The UN Secretary General Antonio Guterres put it bluntly, when he said,
“It is the defining issue of our age. It is the central challenge of our century. It is unacceptable, outrageous and self-defeating to put it on the back burner”.
Of course, some progress has been made in those 30 years, for example the science behind climate change is now better understood than it was.
Governments, including our own, are now legislating to ensure that businesses do their bit, for example in working towards net zero operations. This is only likely to increase in terms of the volume, reach and requirements of such legislation and regulation.

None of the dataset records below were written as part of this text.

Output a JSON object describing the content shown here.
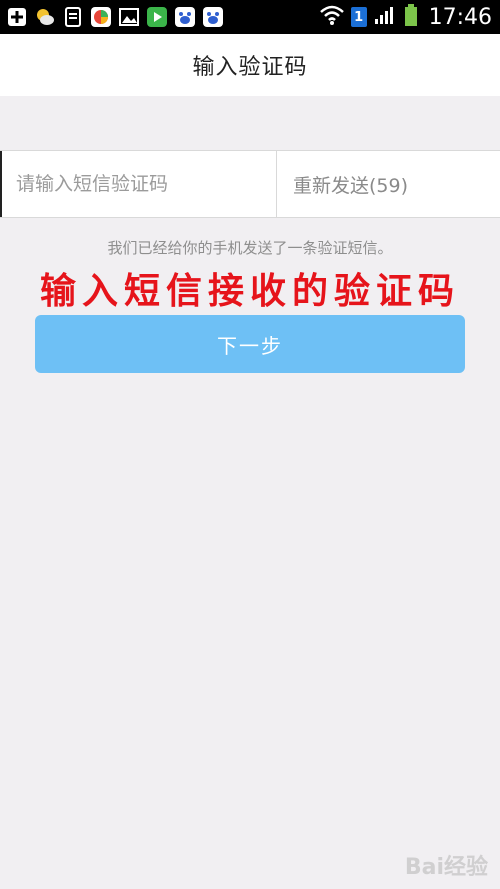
{
  "status_bar": {
    "time": "17:46",
    "sim_number": "1",
    "icons": [
      "plus-icon",
      "weather-icon",
      "document-icon",
      "app-store-icon",
      "gallery-icon",
      "video-icon",
      "baidu-icon",
      "baidu-icon",
      "wifi-icon",
      "signal-icon",
      "battery-icon"
    ]
  },
  "header": {
    "title": "输入验证码"
  },
  "form": {
    "code_placeholder": "请输入短信验证码",
    "resend_label": "重新发送(59)",
    "info_text": "我们已经给你的手机发送了一条验证短信。",
    "next_label": "下一步"
  },
  "annotation": {
    "text": "输入短信接收的验证码",
    "color": "#e6141b"
  },
  "watermark": {
    "text": "Bai经验"
  },
  "colors": {
    "background": "#f1eff2",
    "button": "#6ec0f5",
    "annotation": "#e6141b"
  }
}
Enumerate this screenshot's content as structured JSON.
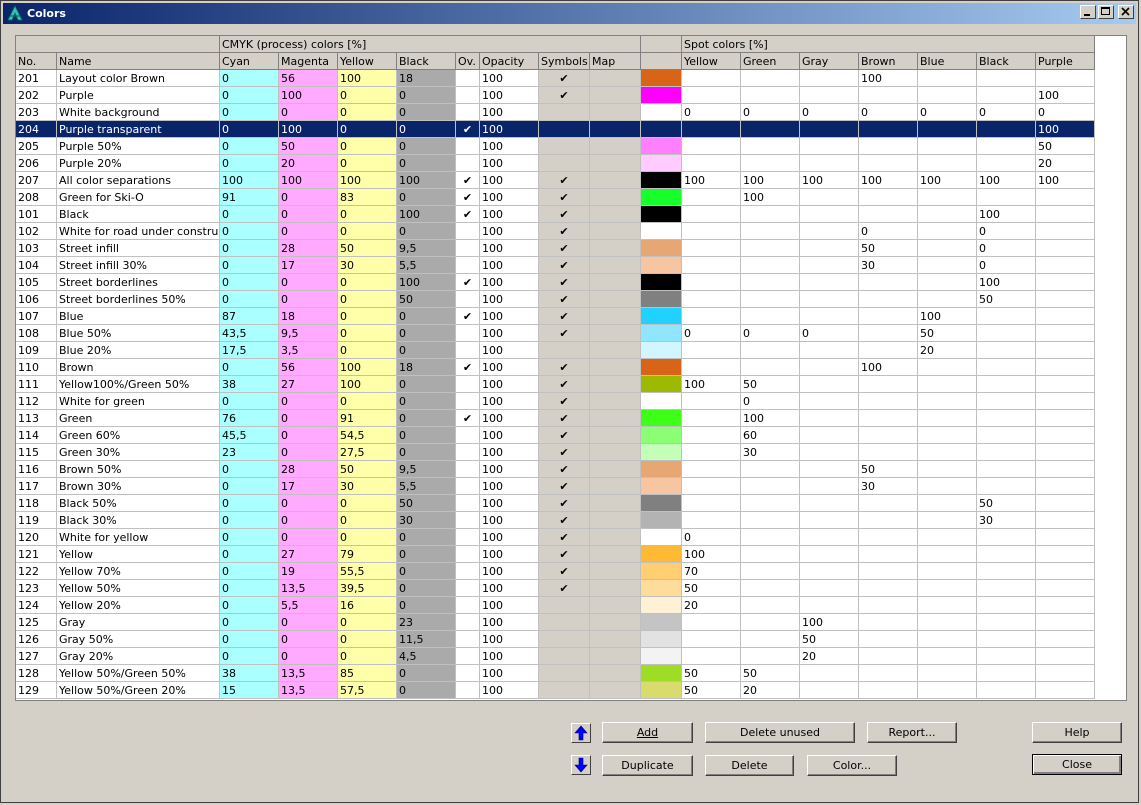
{
  "window": {
    "title": "Colors"
  },
  "header": {
    "group_cmyk": "CMYK (process) colors [%]",
    "group_spot": "Spot colors [%]",
    "columns": [
      "No.",
      "Name",
      "Cyan",
      "Magenta",
      "Yellow",
      "Black",
      "Ov.",
      "Opacity",
      "Symbols",
      "Map",
      "",
      "Yellow",
      "Green",
      "Gray",
      "Brown",
      "Blue",
      "Black",
      "Purple"
    ]
  },
  "selected_row": 3,
  "check_glyph": "✔",
  "rows": [
    {
      "no": "201",
      "name": "Layout color Brown",
      "c": "0",
      "m": "56",
      "y": "100",
      "k": "18",
      "ov": false,
      "op": "100",
      "sym": true,
      "color": "#d86418",
      "spot": [
        "",
        "",
        "",
        "100",
        "",
        "",
        ""
      ]
    },
    {
      "no": "202",
      "name": "Purple",
      "c": "0",
      "m": "100",
      "y": "0",
      "k": "0",
      "ov": false,
      "op": "100",
      "sym": true,
      "color": "#ff00ff",
      "spot": [
        "",
        "",
        "",
        "",
        "",
        "",
        "100"
      ]
    },
    {
      "no": "203",
      "name": "White background",
      "c": "0",
      "m": "0",
      "y": "0",
      "k": "0",
      "ov": false,
      "op": "100",
      "sym": false,
      "color": "#ffffff",
      "spot": [
        "0",
        "0",
        "0",
        "0",
        "0",
        "0",
        "0"
      ]
    },
    {
      "no": "204",
      "name": "Purple transparent",
      "c": "0",
      "m": "100",
      "y": "0",
      "k": "0",
      "ov": true,
      "op": "100",
      "sym": false,
      "color": "#ff00ff",
      "spot": [
        "",
        "",
        "",
        "",
        "",
        "",
        "100"
      ]
    },
    {
      "no": "205",
      "name": "Purple 50%",
      "c": "0",
      "m": "50",
      "y": "0",
      "k": "0",
      "ov": false,
      "op": "100",
      "sym": false,
      "color": "#ff80ff",
      "spot": [
        "",
        "",
        "",
        "",
        "",
        "",
        "50"
      ]
    },
    {
      "no": "206",
      "name": "Purple 20%",
      "c": "0",
      "m": "20",
      "y": "0",
      "k": "0",
      "ov": false,
      "op": "100",
      "sym": false,
      "color": "#ffccff",
      "spot": [
        "",
        "",
        "",
        "",
        "",
        "",
        "20"
      ]
    },
    {
      "no": "207",
      "name": "All color separations",
      "c": "100",
      "m": "100",
      "y": "100",
      "k": "100",
      "ov": true,
      "op": "100",
      "sym": true,
      "color": "#000000",
      "spot": [
        "100",
        "100",
        "100",
        "100",
        "100",
        "100",
        "100"
      ]
    },
    {
      "no": "208",
      "name": "Green for Ski-O",
      "c": "91",
      "m": "0",
      "y": "83",
      "k": "0",
      "ov": true,
      "op": "100",
      "sym": true,
      "color": "#17ff2b",
      "spot": [
        "",
        "100",
        "",
        "",
        "",
        "",
        ""
      ]
    },
    {
      "no": "101",
      "name": "Black",
      "c": "0",
      "m": "0",
      "y": "0",
      "k": "100",
      "ov": true,
      "op": "100",
      "sym": true,
      "color": "#000000",
      "spot": [
        "",
        "",
        "",
        "",
        "",
        "100",
        ""
      ]
    },
    {
      "no": "102",
      "name": "White for road under construct.",
      "c": "0",
      "m": "0",
      "y": "0",
      "k": "0",
      "ov": false,
      "op": "100",
      "sym": true,
      "color": "#ffffff",
      "spot": [
        "",
        "",
        "",
        "0",
        "",
        "0",
        ""
      ]
    },
    {
      "no": "103",
      "name": "Street infill",
      "c": "0",
      "m": "28",
      "y": "50",
      "k": "9,5",
      "ov": false,
      "op": "100",
      "sym": true,
      "color": "#e7a774",
      "spot": [
        "",
        "",
        "",
        "50",
        "",
        "0",
        ""
      ]
    },
    {
      "no": "104",
      "name": "Street infill 30%",
      "c": "0",
      "m": "17",
      "y": "30",
      "k": "5,5",
      "ov": false,
      "op": "100",
      "sym": true,
      "color": "#f6c6a2",
      "spot": [
        "",
        "",
        "",
        "30",
        "",
        "0",
        ""
      ]
    },
    {
      "no": "105",
      "name": "Street borderlines",
      "c": "0",
      "m": "0",
      "y": "0",
      "k": "100",
      "ov": true,
      "op": "100",
      "sym": true,
      "color": "#000000",
      "spot": [
        "",
        "",
        "",
        "",
        "",
        "100",
        ""
      ]
    },
    {
      "no": "106",
      "name": "Street borderlines 50%",
      "c": "0",
      "m": "0",
      "y": "0",
      "k": "50",
      "ov": false,
      "op": "100",
      "sym": true,
      "color": "#808080",
      "spot": [
        "",
        "",
        "",
        "",
        "",
        "50",
        ""
      ]
    },
    {
      "no": "107",
      "name": "Blue",
      "c": "87",
      "m": "18",
      "y": "0",
      "k": "0",
      "ov": true,
      "op": "100",
      "sym": true,
      "color": "#21d1ff",
      "spot": [
        "",
        "",
        "",
        "",
        "100",
        "",
        ""
      ]
    },
    {
      "no": "108",
      "name": "Blue 50%",
      "c": "43,5",
      "m": "9,5",
      "y": "0",
      "k": "0",
      "ov": false,
      "op": "100",
      "sym": true,
      "color": "#90e6ff",
      "spot": [
        "0",
        "0",
        "0",
        "",
        "50",
        "",
        ""
      ]
    },
    {
      "no": "109",
      "name": "Blue 20%",
      "c": "17,5",
      "m": "3,5",
      "y": "0",
      "k": "0",
      "ov": false,
      "op": "100",
      "sym": false,
      "color": "#d2f6ff",
      "spot": [
        "",
        "",
        "",
        "",
        "20",
        "",
        ""
      ]
    },
    {
      "no": "110",
      "name": "Brown",
      "c": "0",
      "m": "56",
      "y": "100",
      "k": "18",
      "ov": true,
      "op": "100",
      "sym": true,
      "color": "#d86418",
      "spot": [
        "",
        "",
        "",
        "100",
        "",
        "",
        ""
      ]
    },
    {
      "no": "111",
      "name": "Yellow100%/Green 50%",
      "c": "38",
      "m": "27",
      "y": "100",
      "k": "0",
      "ov": false,
      "op": "100",
      "sym": true,
      "color": "#9eba00",
      "spot": [
        "100",
        "50",
        "",
        "",
        "",
        "",
        ""
      ]
    },
    {
      "no": "112",
      "name": "White for green",
      "c": "0",
      "m": "0",
      "y": "0",
      "k": "0",
      "ov": false,
      "op": "100",
      "sym": true,
      "color": "#ffffff",
      "spot": [
        "",
        "0",
        "",
        "",
        "",
        "",
        ""
      ]
    },
    {
      "no": "113",
      "name": "Green",
      "c": "76",
      "m": "0",
      "y": "91",
      "k": "0",
      "ov": true,
      "op": "100",
      "sym": true,
      "color": "#3dff17",
      "spot": [
        "",
        "100",
        "",
        "",
        "",
        "",
        ""
      ]
    },
    {
      "no": "114",
      "name": "Green 60%",
      "c": "45,5",
      "m": "0",
      "y": "54,5",
      "k": "0",
      "ov": false,
      "op": "100",
      "sym": true,
      "color": "#8bff74",
      "spot": [
        "",
        "60",
        "",
        "",
        "",
        "",
        ""
      ]
    },
    {
      "no": "115",
      "name": "Green 30%",
      "c": "23",
      "m": "0",
      "y": "27,5",
      "k": "0",
      "ov": false,
      "op": "100",
      "sym": true,
      "color": "#c4ffb9",
      "spot": [
        "",
        "30",
        "",
        "",
        "",
        "",
        ""
      ]
    },
    {
      "no": "116",
      "name": "Brown 50%",
      "c": "0",
      "m": "28",
      "y": "50",
      "k": "9,5",
      "ov": false,
      "op": "100",
      "sym": true,
      "color": "#e7a774",
      "spot": [
        "",
        "",
        "",
        "50",
        "",
        "",
        ""
      ]
    },
    {
      "no": "117",
      "name": "Brown 30%",
      "c": "0",
      "m": "17",
      "y": "30",
      "k": "5,5",
      "ov": false,
      "op": "100",
      "sym": true,
      "color": "#f6c6a2",
      "spot": [
        "",
        "",
        "",
        "30",
        "",
        "",
        ""
      ]
    },
    {
      "no": "118",
      "name": "Black 50%",
      "c": "0",
      "m": "0",
      "y": "0",
      "k": "50",
      "ov": false,
      "op": "100",
      "sym": true,
      "color": "#808080",
      "spot": [
        "",
        "",
        "",
        "",
        "",
        "50",
        ""
      ]
    },
    {
      "no": "119",
      "name": "Black 30%",
      "c": "0",
      "m": "0",
      "y": "0",
      "k": "30",
      "ov": false,
      "op": "100",
      "sym": true,
      "color": "#b3b3b3",
      "spot": [
        "",
        "",
        "",
        "",
        "",
        "30",
        ""
      ]
    },
    {
      "no": "120",
      "name": "White for yellow",
      "c": "0",
      "m": "0",
      "y": "0",
      "k": "0",
      "ov": false,
      "op": "100",
      "sym": true,
      "color": "#ffffff",
      "spot": [
        "0",
        "",
        "",
        "",
        "",
        "",
        ""
      ]
    },
    {
      "no": "121",
      "name": "Yellow",
      "c": "0",
      "m": "27",
      "y": "79",
      "k": "0",
      "ov": false,
      "op": "100",
      "sym": true,
      "color": "#ffba35",
      "spot": [
        "100",
        "",
        "",
        "",
        "",
        "",
        ""
      ]
    },
    {
      "no": "122",
      "name": "Yellow 70%",
      "c": "0",
      "m": "19",
      "y": "55,5",
      "k": "0",
      "ov": false,
      "op": "100",
      "sym": true,
      "color": "#ffcf71",
      "spot": [
        "70",
        "",
        "",
        "",
        "",
        "",
        ""
      ]
    },
    {
      "no": "123",
      "name": "Yellow 50%",
      "c": "0",
      "m": "13,5",
      "y": "39,5",
      "k": "0",
      "ov": false,
      "op": "100",
      "sym": true,
      "color": "#ffdc9a",
      "spot": [
        "50",
        "",
        "",
        "",
        "",
        "",
        ""
      ]
    },
    {
      "no": "124",
      "name": "Yellow 20%",
      "c": "0",
      "m": "5,5",
      "y": "16",
      "k": "0",
      "ov": false,
      "op": "100",
      "sym": false,
      "color": "#fff1d6",
      "spot": [
        "20",
        "",
        "",
        "",
        "",
        "",
        ""
      ]
    },
    {
      "no": "125",
      "name": "Gray",
      "c": "0",
      "m": "0",
      "y": "0",
      "k": "23",
      "ov": false,
      "op": "100",
      "sym": false,
      "color": "#c4c4c4",
      "spot": [
        "",
        "",
        "100",
        "",
        "",
        "",
        ""
      ]
    },
    {
      "no": "126",
      "name": "Gray 50%",
      "c": "0",
      "m": "0",
      "y": "0",
      "k": "11,5",
      "ov": false,
      "op": "100",
      "sym": false,
      "color": "#e2e2e2",
      "spot": [
        "",
        "",
        "50",
        "",
        "",
        "",
        ""
      ]
    },
    {
      "no": "127",
      "name": "Gray 20%",
      "c": "0",
      "m": "0",
      "y": "0",
      "k": "4,5",
      "ov": false,
      "op": "100",
      "sym": false,
      "color": "#f3f3f3",
      "spot": [
        "",
        "",
        "20",
        "",
        "",
        "",
        ""
      ]
    },
    {
      "no": "128",
      "name": "Yellow 50%/Green 50%",
      "c": "38",
      "m": "13,5",
      "y": "85",
      "k": "0",
      "ov": false,
      "op": "100",
      "sym": false,
      "color": "#9edc26",
      "spot": [
        "50",
        "50",
        "",
        "",
        "",
        "",
        ""
      ]
    },
    {
      "no": "129",
      "name": "Yellow 50%/Green 20%",
      "c": "15",
      "m": "13,5",
      "y": "57,5",
      "k": "0",
      "ov": false,
      "op": "100",
      "sym": false,
      "color": "#d9dc6d",
      "spot": [
        "50",
        "20",
        "",
        "",
        "",
        "",
        ""
      ]
    }
  ],
  "buttons": {
    "add": "Add",
    "delete_unused": "Delete unused",
    "report": "Report...",
    "help": "Help",
    "duplicate": "Duplicate",
    "delete": "Delete",
    "color": "Color...",
    "close": "Close"
  },
  "colors": {
    "title_start": "#0a246a",
    "title_end": "#a6caf0",
    "selection": "#0a246a",
    "cyan_col": "#aaffff",
    "magenta_col": "#ffaaff",
    "yellow_col": "#ffffaa",
    "black_col": "#aaaaaa"
  }
}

Organisations are often forced to change because it is demanded of them by their stakeholders and there is no doubt that tomorrow’s consumers will be far more aware of the environment and sustainability concerns.
Our children are growing up with an awareness of the issues that we maybe did not have. In a recent Save the Children survey of 3,000 children, 70% reported they are worried about the world they will inherit – it was described as “climate anxiety.”
What does this mean for lawyers?
As we are seeing by the publicity generated by the UN climate conference each year, Environment, Social and Governance (ESG) issues are going to be on everyone’s radars a lot more, this is not going away!
From boardrooms to factory floors, everyone will be affected, across every sector and size and type of undertaking, this is a growth area like no other. There is a great opportunity for advisory work waiting to be seized as potential clients across all sections of society seek help in understanding their new obligations.
It’s no longer just the “environment lawyers” working in their silo who will need to get to grips with environmental laws and regulations. The formulation of new contract terms, new human rights and new causes of action will impact all lawyers.
To capitalise on these new opportunities, lawyers need to make themselves aware and keep a watching brief on ESG developments – their clients will be demanding it, even if they don’t know it yet, time is of the essence.